The data is released under the Creative Commons Attribution-ShareAlike 3.0 Unported License inherited from Wiktionary itself.

References

Kirov, C., Cotterell, R., Sylak-Glassman, J., Walther, G., Vylomova, E., Xia, P., Faruqui, M., Mielke, S., McCarthy, A., Kübler, S., Yarowsky, D., Eisner, J., and Hulden, M. (2018). UniMorph 2.0: Universal Morphology. Proceedings of LREC 2018.

McCarthy, A.D., Kirov, C., Grella, M., Nidhi, A., Xia, P., Gorman, K., Vylomova, E., Mielke, S.J., Nicolai, G., Silfverberg, M. and Arkhangelskij, T., (2020). UniMorph 3.0: Universal Morphology.. Proceedings of LREC 2020.

Batsuren, K., Bella, G. and Giunchiglia, F., (2021).
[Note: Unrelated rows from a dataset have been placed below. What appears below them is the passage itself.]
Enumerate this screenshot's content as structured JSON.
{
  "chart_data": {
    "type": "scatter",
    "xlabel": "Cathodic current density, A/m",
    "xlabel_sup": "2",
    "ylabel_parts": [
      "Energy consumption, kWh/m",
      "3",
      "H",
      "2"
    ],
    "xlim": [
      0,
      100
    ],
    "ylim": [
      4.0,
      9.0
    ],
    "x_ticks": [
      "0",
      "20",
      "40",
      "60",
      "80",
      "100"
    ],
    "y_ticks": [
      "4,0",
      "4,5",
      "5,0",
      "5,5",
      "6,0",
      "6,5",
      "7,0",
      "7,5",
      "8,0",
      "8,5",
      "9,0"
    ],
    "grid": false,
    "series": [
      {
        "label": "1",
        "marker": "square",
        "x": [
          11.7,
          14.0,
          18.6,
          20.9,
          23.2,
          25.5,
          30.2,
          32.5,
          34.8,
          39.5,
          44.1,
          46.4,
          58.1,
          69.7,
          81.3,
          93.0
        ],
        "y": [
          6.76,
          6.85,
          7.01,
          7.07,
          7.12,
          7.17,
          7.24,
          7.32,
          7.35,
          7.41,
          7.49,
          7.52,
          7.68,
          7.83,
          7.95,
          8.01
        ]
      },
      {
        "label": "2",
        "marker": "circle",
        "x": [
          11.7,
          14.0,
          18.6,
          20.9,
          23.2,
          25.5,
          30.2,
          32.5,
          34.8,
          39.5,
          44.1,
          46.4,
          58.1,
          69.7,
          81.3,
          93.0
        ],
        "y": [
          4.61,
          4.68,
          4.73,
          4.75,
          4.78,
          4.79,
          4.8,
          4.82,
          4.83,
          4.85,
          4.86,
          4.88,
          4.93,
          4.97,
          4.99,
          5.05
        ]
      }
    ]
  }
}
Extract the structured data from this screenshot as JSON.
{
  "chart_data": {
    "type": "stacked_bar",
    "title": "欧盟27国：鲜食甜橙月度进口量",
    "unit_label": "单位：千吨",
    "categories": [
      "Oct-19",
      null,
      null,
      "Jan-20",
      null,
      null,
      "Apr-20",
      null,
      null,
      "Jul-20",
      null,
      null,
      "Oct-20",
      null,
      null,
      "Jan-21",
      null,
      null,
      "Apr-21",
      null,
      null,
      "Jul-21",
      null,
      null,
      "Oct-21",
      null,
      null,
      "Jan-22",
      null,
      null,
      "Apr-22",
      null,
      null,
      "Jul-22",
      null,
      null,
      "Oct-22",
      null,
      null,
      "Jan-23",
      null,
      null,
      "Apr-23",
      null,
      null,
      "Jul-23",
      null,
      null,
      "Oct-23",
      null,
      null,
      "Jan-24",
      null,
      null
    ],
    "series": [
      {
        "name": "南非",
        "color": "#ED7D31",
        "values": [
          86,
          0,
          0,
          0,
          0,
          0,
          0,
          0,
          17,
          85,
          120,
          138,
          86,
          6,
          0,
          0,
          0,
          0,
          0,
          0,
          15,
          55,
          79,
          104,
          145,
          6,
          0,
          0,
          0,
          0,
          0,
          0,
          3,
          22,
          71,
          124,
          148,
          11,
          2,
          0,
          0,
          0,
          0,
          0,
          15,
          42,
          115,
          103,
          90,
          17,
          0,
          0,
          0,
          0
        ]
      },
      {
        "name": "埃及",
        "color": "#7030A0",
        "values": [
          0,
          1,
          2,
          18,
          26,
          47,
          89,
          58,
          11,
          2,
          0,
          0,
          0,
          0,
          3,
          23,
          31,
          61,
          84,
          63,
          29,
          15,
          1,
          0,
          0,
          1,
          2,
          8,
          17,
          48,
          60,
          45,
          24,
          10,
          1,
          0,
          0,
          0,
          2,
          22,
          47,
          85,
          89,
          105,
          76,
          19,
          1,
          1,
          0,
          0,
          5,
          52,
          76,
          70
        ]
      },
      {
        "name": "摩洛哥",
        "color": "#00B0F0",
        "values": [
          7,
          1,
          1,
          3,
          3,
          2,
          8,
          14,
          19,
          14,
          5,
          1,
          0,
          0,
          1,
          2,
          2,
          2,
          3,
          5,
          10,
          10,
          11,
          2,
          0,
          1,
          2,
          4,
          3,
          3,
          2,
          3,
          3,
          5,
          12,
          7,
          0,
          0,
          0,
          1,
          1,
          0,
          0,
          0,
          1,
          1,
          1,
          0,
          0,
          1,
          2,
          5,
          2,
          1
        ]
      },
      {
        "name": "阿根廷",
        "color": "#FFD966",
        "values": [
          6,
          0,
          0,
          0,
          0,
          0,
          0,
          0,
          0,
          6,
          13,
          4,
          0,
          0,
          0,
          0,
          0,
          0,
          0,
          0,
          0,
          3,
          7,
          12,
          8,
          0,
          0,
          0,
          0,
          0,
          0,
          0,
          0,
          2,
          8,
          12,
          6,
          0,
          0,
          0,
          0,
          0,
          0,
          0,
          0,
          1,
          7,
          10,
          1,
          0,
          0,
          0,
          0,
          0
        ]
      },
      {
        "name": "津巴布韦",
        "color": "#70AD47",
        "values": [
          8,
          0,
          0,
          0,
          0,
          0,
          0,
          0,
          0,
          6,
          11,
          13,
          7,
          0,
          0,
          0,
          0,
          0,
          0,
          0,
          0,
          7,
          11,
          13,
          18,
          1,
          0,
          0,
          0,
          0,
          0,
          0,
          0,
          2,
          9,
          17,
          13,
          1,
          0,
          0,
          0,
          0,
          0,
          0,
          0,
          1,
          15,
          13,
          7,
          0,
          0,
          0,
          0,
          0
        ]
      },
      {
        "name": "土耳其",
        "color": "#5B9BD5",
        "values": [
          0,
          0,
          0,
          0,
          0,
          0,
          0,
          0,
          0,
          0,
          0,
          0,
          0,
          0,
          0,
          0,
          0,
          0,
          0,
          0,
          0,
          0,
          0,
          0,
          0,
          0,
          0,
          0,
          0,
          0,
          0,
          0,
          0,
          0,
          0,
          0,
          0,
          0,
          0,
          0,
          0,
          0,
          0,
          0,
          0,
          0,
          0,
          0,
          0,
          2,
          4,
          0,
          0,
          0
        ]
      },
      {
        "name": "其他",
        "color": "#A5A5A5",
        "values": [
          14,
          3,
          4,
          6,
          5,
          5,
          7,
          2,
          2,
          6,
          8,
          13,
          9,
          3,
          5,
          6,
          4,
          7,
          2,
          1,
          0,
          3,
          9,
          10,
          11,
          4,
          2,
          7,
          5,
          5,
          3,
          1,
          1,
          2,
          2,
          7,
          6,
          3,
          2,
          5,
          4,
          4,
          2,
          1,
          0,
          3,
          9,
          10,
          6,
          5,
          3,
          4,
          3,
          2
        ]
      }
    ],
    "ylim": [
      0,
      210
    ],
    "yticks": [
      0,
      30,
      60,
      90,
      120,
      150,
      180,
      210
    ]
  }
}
MorphyNet: a Large Multilingual Database of Derivational and Inflectional Morphology. In Proceedings of SIGMORPHON 2021 (pp. 39-48).

Nivre, J., Agić, Ž., Ahrenberg, L., Antonsen, L., Aranzabe, M.J., Asahara, M., Ateyah, L., Attia, M., Atutxa, A., Augustinus, L. and Badmaeva, E., (2017). Universal Dependencies 2.1.